Ele defendeu que os estudos atuais não são suficiente para determinar os verdadeiros efeitos nocivos de determinas drogas. Muitos produtos entorpecentes vêm com outras substâncias nocivas que não são consideradas em várias pesquisas”, afirmou o professor.

O pesquisador da Fundação Oswaldo Cruz (Fiocruz) Francisco Neto considera que o efeito do álcool é muito mais devastador na sociedade brasileira do que o do crack. “A ciência hoje em dia mostra uma visão muito distante do que é o senso comum”, declarou.

Para Francisco Inácio Bastos, também pesquisador da Fiocruz, a cultura de criminalização das drogas prejudica até os estudos sobre o assunto. “É uma questão estigmatizada, sujeita à penas. Algumas pessoas acham que ao tratar desse tema correm risco pessoal. Então, a pesquisa acaba subestimando o uso”.

Bastos coordenou uma pesquisa nacional sobre uso do crack no ano passado. Ele lamentou que pouco se saiba sobre as drogas consumidas no país, visto que as autoridades não liberam seu uso para fins acadêmicos. “Se quisermos fazer ciência, precisamos analisar e precisar essas amostras. Temos que saber o que de fato as pessoas estão usando. Muitas vezes, a presença da substância ilícita é ínfima. Precisamos ter padrões confiáveis”, comentou.

Todos os presentes concordaram que a política de enfrentamento às drogas adotada pelas autoridades brasileiras só contribui para a superlotação carcerária, aumento da violência e do consumo de drogas.

Outro consenso é que o uso de drogas não devem ser tratado como problema de segurança, mas de saúde pública, quando o consumo for problemático.

Foram citadas experiências em outros países, como Portugal e Inglaterra em que a descriminalização e o enfoque na saúde têm ajudado a diminuir o número de mortes na população usuária de substâncias e diminuído o número de encarcerados.

O defensor-geral do Rio de Janeiro, André Cruz, destacou que o aumento no número de prisões no estado está diretamente relacionado ao aumento de processos que tratam de drogas. “Tínhamos, em 2008, uma população carcerária de aproximadamente 25 mil pessoas. Atualmente são 43 mil. Praticamente dobrou, mas estamos mais seguros hoje? O número de processos relativos a tráfico de drogas aumentou vertiginosamente”, declarou.

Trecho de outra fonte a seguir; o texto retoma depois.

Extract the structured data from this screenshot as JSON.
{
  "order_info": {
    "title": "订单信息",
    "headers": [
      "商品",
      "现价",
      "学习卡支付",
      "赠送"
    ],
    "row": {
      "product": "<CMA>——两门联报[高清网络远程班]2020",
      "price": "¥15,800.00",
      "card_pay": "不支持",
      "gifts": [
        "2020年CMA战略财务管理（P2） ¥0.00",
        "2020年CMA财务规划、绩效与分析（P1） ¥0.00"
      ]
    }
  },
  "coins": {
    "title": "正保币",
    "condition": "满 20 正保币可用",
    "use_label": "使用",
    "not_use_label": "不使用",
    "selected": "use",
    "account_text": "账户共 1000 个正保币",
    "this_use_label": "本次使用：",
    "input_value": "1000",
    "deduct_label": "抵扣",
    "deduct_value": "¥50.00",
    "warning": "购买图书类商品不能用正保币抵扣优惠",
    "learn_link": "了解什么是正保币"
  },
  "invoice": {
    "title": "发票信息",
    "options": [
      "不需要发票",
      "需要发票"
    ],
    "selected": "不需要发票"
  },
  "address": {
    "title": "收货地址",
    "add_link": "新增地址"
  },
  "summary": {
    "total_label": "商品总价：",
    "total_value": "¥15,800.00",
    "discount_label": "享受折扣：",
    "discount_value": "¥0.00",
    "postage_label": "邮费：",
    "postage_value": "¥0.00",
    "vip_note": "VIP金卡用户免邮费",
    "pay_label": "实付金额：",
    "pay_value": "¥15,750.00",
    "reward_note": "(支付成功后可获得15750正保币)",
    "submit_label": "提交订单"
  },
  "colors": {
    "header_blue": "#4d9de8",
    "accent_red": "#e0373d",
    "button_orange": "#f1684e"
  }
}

Ele adiantou que a Defensoria iniciou, há cerca de duas semanas, uma recomendação  institucional para que os defensores peçam automaticamente a inconstitucionalidade de toda a prisão de usuários, na maioria jovens negros e pobres. “Queremos que seja dado aos jovens pobres o mesmo tratamento que dão ao jovens  ricos, quando são pegos com pequena quantidade de drogas”.

Apesar dos dados concretos que apontam que a guerra às drogas causa mais danos que o consumo, a maioria da população ainda trata as drogas como tabu, declarou o jornalista Denis Bugierman, autor do livro “O fim da guerra”.

“Fazem uma associação das drogas com o mal, e qualquer atitude em relação a elas torna-se má”, comentou o pesquisador. “A violência está explodindo onde a guerra às drogas acontece”, disse ele, que acredita que o país vive o auge dessa guerra.

“Não existe mundo sem crime, como não existe mundo sem drogas, mas essa enorme massa de excluídos é que precisa ganhar dignidade, ser atendido com respeito, ter oportunidades”, disse Inácio Bastos.

O Supremo Tribunal Federal (STF) deve votar ainda neste mês a inconstitucionalidade da criminalização do porte de drogas para uso pessoal, por entender que é questão de foro íntimo.